Since 2008, the film incentives have been helping production companies get tax breaks. These tax breaks encourage filmmakers to produce their entertainment in Michigan. This also applies to television and digital media (video games).
In order to get these tax breaks, the productions must spend a set amount of money in Michigan. They are then reward with a certain percentage of the spent money back.
A recent bill is hoping to cut these incentives altogether, in order to save money. However, $50 million is only a 1/10 of 1% of Michigan’s budget. In return, many job opportunities have been created.
What you should know:
- In December 2014 the Michigan legislature voted to extend film incentives to 2021.
- However, on October 21, 2015 a bill passed in the House, 58-51, to cut these incentives.
- Now the Senate must vote to kill or keep these incentives.
The incentives have caused movies like 30 Minutes or Less (Jesse Eisenberg), Oz: The Great and Powerful (James Franco), and the upcoming Batman vs. Superman: Dawn of Justice to be filmed in our state.
“As a young filmmaker and someone who has grown up in Michigan, I have always been a big supporter of the state. However without film incentives, once I graduate I will most likely be forced to go elsewhere to look for jobs. With so many colleges and universities in Michigan offering majors in film, the state’s choice makes me wonder how many taxpayers and citizens it may lose in the coming years because of a few politicians choices to damage an industry that is viable for many young professionals.” said film major Jacob Fisher.
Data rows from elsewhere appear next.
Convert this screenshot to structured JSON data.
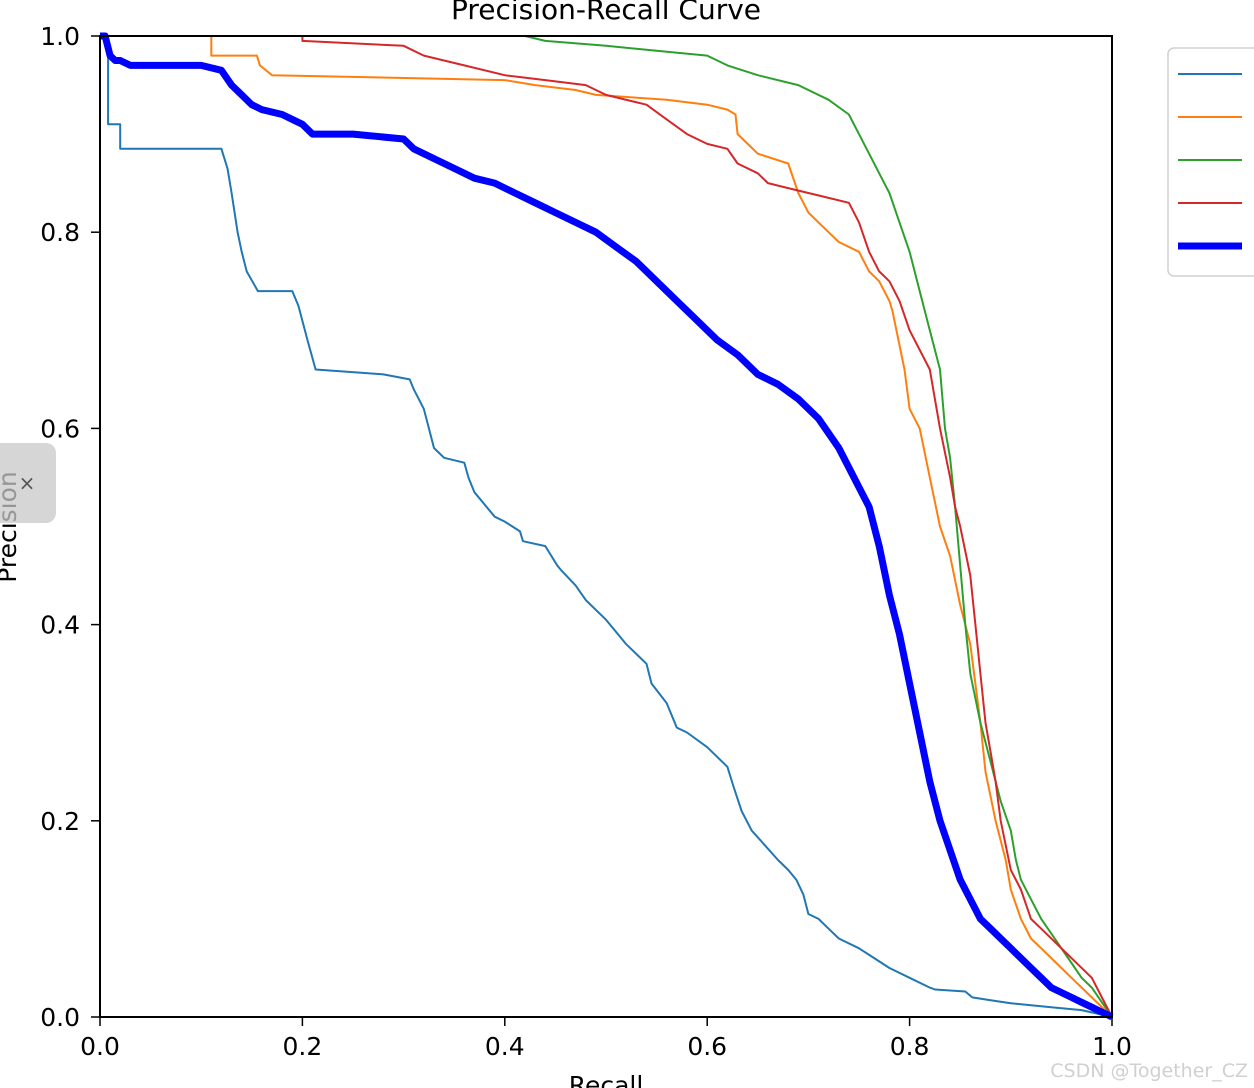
{
  "chart_data": {
    "type": "line",
    "title": "Precision-Recall Curve",
    "xlabel": "Recall",
    "ylabel": "Precision",
    "xlim": [
      0,
      1
    ],
    "ylim": [
      0,
      1
    ],
    "xticks": [
      "0.0",
      "0.2",
      "0.4",
      "0.6",
      "0.8",
      "1.0"
    ],
    "yticks": [
      "0.0",
      "0.2",
      "0.4",
      "0.6",
      "0.8",
      "1.0"
    ],
    "grid": false,
    "legend_position": "upper-right-outside",
    "series": [
      {
        "color": "#1f77b4",
        "width": 2,
        "x": [
          0.0,
          0.008,
          0.008,
          0.02,
          0.02,
          0.12,
          0.126,
          0.13,
          0.136,
          0.14,
          0.145,
          0.156,
          0.158,
          0.19,
          0.196,
          0.205,
          0.213,
          0.28,
          0.306,
          0.31,
          0.32,
          0.325,
          0.33,
          0.34,
          0.36,
          0.364,
          0.37,
          0.39,
          0.4,
          0.415,
          0.418,
          0.44,
          0.452,
          0.456,
          0.47,
          0.48,
          0.5,
          0.52,
          0.54,
          0.545,
          0.56,
          0.57,
          0.58,
          0.6,
          0.62,
          0.626,
          0.634,
          0.644,
          0.657,
          0.67,
          0.68,
          0.688,
          0.695,
          0.7,
          0.71,
          0.72,
          0.73,
          0.75,
          0.765,
          0.78,
          0.8,
          0.82,
          0.825,
          0.855,
          0.862,
          0.88,
          0.9,
          0.92,
          0.94,
          0.97,
          1.0
        ],
        "y": [
          1.0,
          1.0,
          0.91,
          0.91,
          0.885,
          0.885,
          0.865,
          0.84,
          0.8,
          0.78,
          0.76,
          0.74,
          0.74,
          0.74,
          0.725,
          0.69,
          0.66,
          0.655,
          0.65,
          0.64,
          0.62,
          0.6,
          0.58,
          0.57,
          0.565,
          0.55,
          0.535,
          0.51,
          0.505,
          0.495,
          0.485,
          0.48,
          0.46,
          0.455,
          0.44,
          0.425,
          0.405,
          0.38,
          0.36,
          0.34,
          0.32,
          0.295,
          0.29,
          0.275,
          0.255,
          0.235,
          0.21,
          0.19,
          0.175,
          0.16,
          0.15,
          0.14,
          0.125,
          0.105,
          0.1,
          0.09,
          0.08,
          0.07,
          0.06,
          0.05,
          0.04,
          0.03,
          0.028,
          0.026,
          0.02,
          0.017,
          0.014,
          0.012,
          0.01,
          0.007,
          0.0
        ]
      },
      {
        "color": "#ff7f0e",
        "width": 2,
        "x": [
          0.11,
          0.11,
          0.155,
          0.158,
          0.17,
          0.4,
          0.43,
          0.47,
          0.49,
          0.56,
          0.6,
          0.62,
          0.628,
          0.63,
          0.64,
          0.65,
          0.68,
          0.69,
          0.7,
          0.72,
          0.73,
          0.75,
          0.76,
          0.77,
          0.78,
          0.783,
          0.795,
          0.8,
          0.81,
          0.82,
          0.83,
          0.84,
          0.85,
          0.86,
          0.87,
          0.875,
          0.885,
          0.895,
          0.9,
          0.91,
          0.92,
          0.93,
          0.94,
          0.96,
          0.98,
          1.0
        ],
        "y": [
          1.0,
          0.98,
          0.98,
          0.97,
          0.96,
          0.955,
          0.95,
          0.945,
          0.94,
          0.935,
          0.93,
          0.925,
          0.92,
          0.9,
          0.89,
          0.88,
          0.87,
          0.84,
          0.82,
          0.8,
          0.79,
          0.78,
          0.76,
          0.75,
          0.73,
          0.72,
          0.66,
          0.62,
          0.6,
          0.55,
          0.5,
          0.47,
          0.42,
          0.38,
          0.3,
          0.25,
          0.2,
          0.16,
          0.13,
          0.1,
          0.08,
          0.07,
          0.06,
          0.04,
          0.02,
          0.0
        ]
      },
      {
        "color": "#2ca02c",
        "width": 2,
        "x": [
          0.42,
          0.44,
          0.5,
          0.55,
          0.6,
          0.62,
          0.65,
          0.69,
          0.72,
          0.74,
          0.75,
          0.76,
          0.77,
          0.78,
          0.79,
          0.8,
          0.81,
          0.82,
          0.83,
          0.835,
          0.84,
          0.845,
          0.85,
          0.855,
          0.86,
          0.87,
          0.88,
          0.89,
          0.9,
          0.905,
          0.91,
          0.92,
          0.93,
          0.94,
          0.95,
          0.96,
          0.97,
          0.98,
          0.99,
          1.0
        ],
        "y": [
          1.0,
          0.995,
          0.99,
          0.985,
          0.98,
          0.97,
          0.96,
          0.95,
          0.935,
          0.92,
          0.9,
          0.88,
          0.86,
          0.84,
          0.81,
          0.78,
          0.74,
          0.7,
          0.66,
          0.6,
          0.57,
          0.52,
          0.46,
          0.4,
          0.35,
          0.3,
          0.26,
          0.22,
          0.19,
          0.16,
          0.14,
          0.12,
          0.1,
          0.085,
          0.07,
          0.055,
          0.04,
          0.03,
          0.015,
          0.0
        ]
      },
      {
        "color": "#d62728",
        "width": 2,
        "x": [
          0.2,
          0.2,
          0.3,
          0.32,
          0.36,
          0.4,
          0.44,
          0.48,
          0.5,
          0.54,
          0.56,
          0.58,
          0.6,
          0.62,
          0.63,
          0.65,
          0.66,
          0.68,
          0.7,
          0.72,
          0.74,
          0.75,
          0.76,
          0.77,
          0.78,
          0.79,
          0.8,
          0.82,
          0.83,
          0.84,
          0.845,
          0.85,
          0.86,
          0.865,
          0.87,
          0.875,
          0.88,
          0.885,
          0.89,
          0.9,
          0.91,
          0.92,
          0.93,
          0.95,
          0.98,
          1.0
        ],
        "y": [
          1.0,
          0.995,
          0.99,
          0.98,
          0.97,
          0.96,
          0.955,
          0.95,
          0.94,
          0.93,
          0.915,
          0.9,
          0.89,
          0.885,
          0.87,
          0.86,
          0.85,
          0.845,
          0.84,
          0.835,
          0.83,
          0.81,
          0.78,
          0.76,
          0.75,
          0.73,
          0.7,
          0.66,
          0.6,
          0.55,
          0.52,
          0.5,
          0.45,
          0.4,
          0.35,
          0.3,
          0.27,
          0.24,
          0.2,
          0.15,
          0.13,
          0.1,
          0.09,
          0.07,
          0.04,
          0.0
        ]
      },
      {
        "color": "#0000ff",
        "width": 7,
        "x": [
          0.0,
          0.005,
          0.01,
          0.015,
          0.02,
          0.03,
          0.05,
          0.1,
          0.12,
          0.13,
          0.14,
          0.15,
          0.16,
          0.18,
          0.2,
          0.21,
          0.22,
          0.25,
          0.3,
          0.31,
          0.33,
          0.35,
          0.37,
          0.39,
          0.41,
          0.43,
          0.45,
          0.47,
          0.49,
          0.51,
          0.53,
          0.55,
          0.57,
          0.59,
          0.61,
          0.63,
          0.65,
          0.67,
          0.69,
          0.71,
          0.73,
          0.74,
          0.75,
          0.76,
          0.77,
          0.78,
          0.79,
          0.8,
          0.81,
          0.82,
          0.83,
          0.84,
          0.85,
          0.86,
          0.87,
          0.88,
          0.89,
          0.9,
          0.91,
          0.92,
          0.93,
          0.94,
          0.95,
          0.96,
          0.97,
          0.98,
          0.99,
          1.0
        ],
        "y": [
          1.0,
          1.0,
          0.98,
          0.975,
          0.975,
          0.97,
          0.97,
          0.97,
          0.965,
          0.95,
          0.94,
          0.93,
          0.925,
          0.92,
          0.91,
          0.9,
          0.9,
          0.9,
          0.895,
          0.885,
          0.875,
          0.865,
          0.855,
          0.85,
          0.84,
          0.83,
          0.82,
          0.81,
          0.8,
          0.785,
          0.77,
          0.75,
          0.73,
          0.71,
          0.69,
          0.675,
          0.655,
          0.645,
          0.63,
          0.61,
          0.58,
          0.56,
          0.54,
          0.52,
          0.48,
          0.43,
          0.39,
          0.34,
          0.29,
          0.24,
          0.2,
          0.17,
          0.14,
          0.12,
          0.1,
          0.09,
          0.08,
          0.07,
          0.06,
          0.05,
          0.04,
          0.03,
          0.025,
          0.02,
          0.015,
          0.01,
          0.005,
          0.0
        ]
      }
    ]
  },
  "watermark": "CSDN @Together_CZ",
  "side_handle_icon": "×"
}
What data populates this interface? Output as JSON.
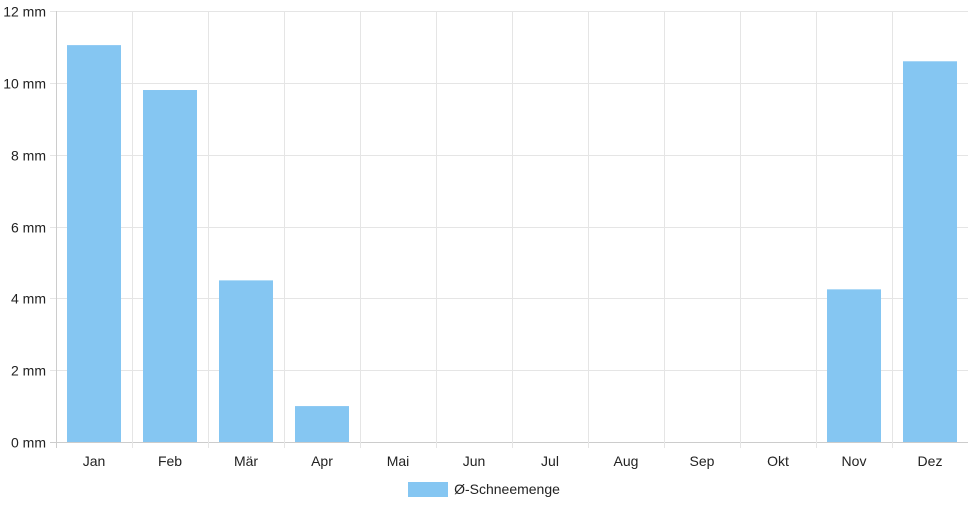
{
  "chart_data": {
    "type": "bar",
    "categories": [
      "Jan",
      "Feb",
      "Mär",
      "Apr",
      "Mai",
      "Jun",
      "Jul",
      "Aug",
      "Sep",
      "Okt",
      "Nov",
      "Dez"
    ],
    "series": [
      {
        "name": "Ø-Schneemenge",
        "values": [
          11.05,
          9.8,
          4.5,
          1.0,
          0,
          0,
          0,
          0,
          0,
          0,
          4.25,
          10.6
        ],
        "color": "#85c6f2"
      }
    ],
    "ylim": [
      0,
      12
    ],
    "yticks": [
      0,
      2,
      4,
      6,
      8,
      10,
      12
    ],
    "ytick_labels": [
      "0 mm",
      "2 mm",
      "4 mm",
      "6 mm",
      "8 mm",
      "10 mm",
      "12 mm"
    ],
    "grid": true,
    "legend_position": "bottom",
    "grid_color": "#e5e5e5",
    "axis_color": "#cccccc"
  }
}
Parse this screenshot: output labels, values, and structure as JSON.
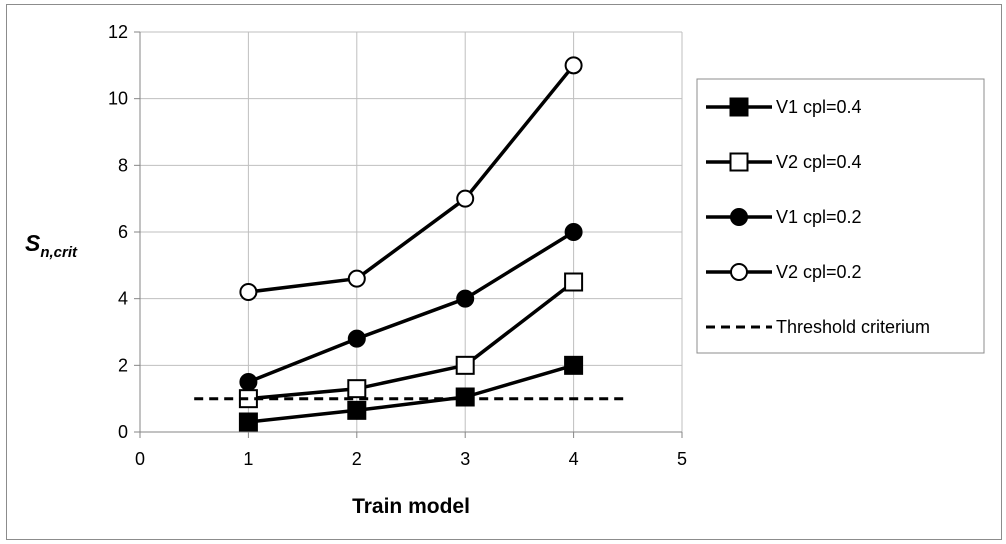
{
  "chart_data": {
    "type": "line",
    "xlabel": "Train model",
    "ylabel_main": "S",
    "ylabel_sub": "n,crit",
    "xlim": [
      0,
      5
    ],
    "ylim": [
      0,
      12
    ],
    "xticks": [
      0,
      1,
      2,
      3,
      4,
      5
    ],
    "yticks": [
      0,
      2,
      4,
      6,
      8,
      10,
      12
    ],
    "grid": true,
    "legend_position": "right",
    "series": [
      {
        "name": "V1 cpl=0.4",
        "marker": "square-filled",
        "x": [
          1,
          2,
          3,
          4
        ],
        "values": [
          0.3,
          0.65,
          1.05,
          2.0
        ]
      },
      {
        "name": "V2 cpl=0.4",
        "marker": "square-open",
        "x": [
          1,
          2,
          3,
          4
        ],
        "values": [
          1.0,
          1.3,
          2.0,
          4.5
        ]
      },
      {
        "name": "V1 cpl=0.2",
        "marker": "circle-filled",
        "x": [
          1,
          2,
          3,
          4
        ],
        "values": [
          1.5,
          2.8,
          4.0,
          6.0
        ]
      },
      {
        "name": "V2 cpl=0.2",
        "marker": "circle-open",
        "x": [
          1,
          2,
          3,
          4
        ],
        "values": [
          4.2,
          4.6,
          7.0,
          11.0
        ]
      },
      {
        "name": "Threshold criterium",
        "marker": "none",
        "line_style": "dashed",
        "x": [
          0.5,
          4.5
        ],
        "values": [
          1.0,
          1.0
        ]
      }
    ],
    "colors": {
      "line": "#000000",
      "grid": "#bfbfbf",
      "axis": "#868686",
      "frame": "#8c8c8c"
    }
  }
}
Associate professor Dorie Shelby said
“Without film incentives, films won’t be made in Michigan. That’s just reality. All but a dozen or so states offer varying degrees of tax breaks to filmmakers. What I fear people lose sight of, is the fact that Michigan’s incentive package was never designed solely to attract Hollywood Fat Cat. It was designed, and is still intended, to make production a viable industry in this state by giving tax breaks to local industry professionals who work in production that’s outside of the blockbuster feature film. The incentives were meant to kickstart the industry that also produces local programming, television commercials, content for the web, video games, and a host of other production related businesses. In my view, cutting the incentives is short sighted and a blow to what could be a thriving and prosperous industry in Michigan.”
No dates have been released for the Senate’s opportunity to weigh in on the matter.
“Ever since the end of Jennifer Granholm’s term as governor, the film incentives have become an arguing point between republicans and democrats, with few exceptions. Hopefully in the weeks to come Michigan taxpayers will be able to see their politicians put aside party differences in order to come to an honest and viable decision regarding the future of Michigan’s film incentives and ultimately the film industry that currently exists in Michigan.” Fisher said.